Don't re-compress files before upload to S3. #451 #615

normangilmore · 2018-10-11T01:40:22Z

This proposed change does the following:

Now django-storages will upload .gz and similar files without re-compressing them (as in, take a gzip file and gzip it again), before upload to S3.
It won't set a Content-Encoding header that causes .gz and similar files to be automatically decompressed on download , thus leaving it with the .gz extension when it is already decompressed.

These changes allow .gz files (and other compression types compatible with the Content-Encoding header) to be uploaded and downloaded without modification.

The original code in question is at
https://github.com/jschneier/django-storages/blob/master/storages/backends/s3boto3.py#L482

_type, encoding = mimetypes.guess_type(name)
...

    if self.gzip and content_type in self.gzip_content_types:
        content = self._compress_content(content)
        parameters.update({'ContentEncoding': 'gzip'})
    elif encoding:
        # If the content already has a particular encoding, set it
        parameters.update({'ContentEncoding': encoding})

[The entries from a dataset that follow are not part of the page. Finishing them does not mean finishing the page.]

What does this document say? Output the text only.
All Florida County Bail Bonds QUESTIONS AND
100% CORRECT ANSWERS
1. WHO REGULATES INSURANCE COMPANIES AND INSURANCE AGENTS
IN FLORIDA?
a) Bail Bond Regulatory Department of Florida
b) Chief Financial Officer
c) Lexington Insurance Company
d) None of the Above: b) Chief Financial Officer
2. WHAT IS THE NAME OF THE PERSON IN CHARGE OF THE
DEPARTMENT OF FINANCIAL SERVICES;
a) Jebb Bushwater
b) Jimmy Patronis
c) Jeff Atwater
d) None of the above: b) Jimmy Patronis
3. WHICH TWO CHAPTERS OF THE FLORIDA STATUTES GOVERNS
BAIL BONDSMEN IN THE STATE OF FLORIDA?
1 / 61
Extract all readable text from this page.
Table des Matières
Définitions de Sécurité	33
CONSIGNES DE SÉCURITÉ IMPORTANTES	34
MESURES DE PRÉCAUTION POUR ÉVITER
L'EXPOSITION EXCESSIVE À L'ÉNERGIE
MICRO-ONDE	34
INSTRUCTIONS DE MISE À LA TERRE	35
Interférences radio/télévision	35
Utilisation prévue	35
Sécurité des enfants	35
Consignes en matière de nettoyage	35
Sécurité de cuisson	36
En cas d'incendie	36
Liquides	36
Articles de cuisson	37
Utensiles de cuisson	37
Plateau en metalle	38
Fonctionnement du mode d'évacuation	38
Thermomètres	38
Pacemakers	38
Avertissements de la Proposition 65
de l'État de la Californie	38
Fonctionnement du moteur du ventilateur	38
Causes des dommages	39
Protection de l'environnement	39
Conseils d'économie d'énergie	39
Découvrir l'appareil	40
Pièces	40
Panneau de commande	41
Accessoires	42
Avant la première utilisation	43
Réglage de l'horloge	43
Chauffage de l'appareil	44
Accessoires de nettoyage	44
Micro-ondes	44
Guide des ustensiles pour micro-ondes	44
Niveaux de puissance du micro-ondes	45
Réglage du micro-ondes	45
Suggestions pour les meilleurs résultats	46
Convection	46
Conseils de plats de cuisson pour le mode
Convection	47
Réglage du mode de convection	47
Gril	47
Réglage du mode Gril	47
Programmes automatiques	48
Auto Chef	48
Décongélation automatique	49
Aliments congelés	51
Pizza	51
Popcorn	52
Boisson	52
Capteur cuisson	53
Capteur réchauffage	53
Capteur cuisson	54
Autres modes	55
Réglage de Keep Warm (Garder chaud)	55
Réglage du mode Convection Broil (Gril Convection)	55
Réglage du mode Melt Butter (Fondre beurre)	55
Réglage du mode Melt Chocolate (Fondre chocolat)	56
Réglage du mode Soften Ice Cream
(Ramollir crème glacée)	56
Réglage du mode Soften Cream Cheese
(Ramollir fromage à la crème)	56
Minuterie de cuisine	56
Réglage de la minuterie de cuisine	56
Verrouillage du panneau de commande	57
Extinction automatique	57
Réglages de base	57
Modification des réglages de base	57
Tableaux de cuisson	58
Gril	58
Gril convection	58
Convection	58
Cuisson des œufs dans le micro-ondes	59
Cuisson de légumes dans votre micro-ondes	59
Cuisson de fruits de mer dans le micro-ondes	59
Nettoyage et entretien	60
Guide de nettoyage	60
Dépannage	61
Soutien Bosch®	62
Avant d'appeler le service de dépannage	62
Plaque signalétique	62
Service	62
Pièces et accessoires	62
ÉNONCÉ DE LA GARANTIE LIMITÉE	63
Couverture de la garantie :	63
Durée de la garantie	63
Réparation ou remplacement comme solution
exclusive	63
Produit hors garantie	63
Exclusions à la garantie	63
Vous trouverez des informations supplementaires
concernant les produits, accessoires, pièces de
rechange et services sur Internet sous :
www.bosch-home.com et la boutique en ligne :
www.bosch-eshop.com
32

Noting that mimetypes.guess_type("myfile.csv.gz") is ('text/csv', 'gzip').

So if the file is file.csv.gz, and text/csv is in self.gzip_content_types, then it will be compressed again in the first if clause. Downloading normally it seems transparent, because the content-encoding is reversed once by the browser, then you get your inner .gz file back, no surprises.

But if you are having the files scanned on S3, by, say, AWS Glue, then it will be totally blocked by the double compression.

Now look at the elif encoding: clause.
If the file is file.csv.gz, then the content encoding header will be added. On download, the file will be gunzipped by the browser. But the filename is wrong - the OS will see the .gz, and when you try to decompress it, the OS decompression utility is baffled. You have to manually remove the .gz.

So to meet expectations of how these files should actually be named, given their settings, the first branch of the if should add .gz extension to show the double compression exists on S3, and the elif branch should remove the .gz extension to show that the ContentEncoding is removed. Basically, this if block prevents .gz files from being moved back and forth from S3 without modification.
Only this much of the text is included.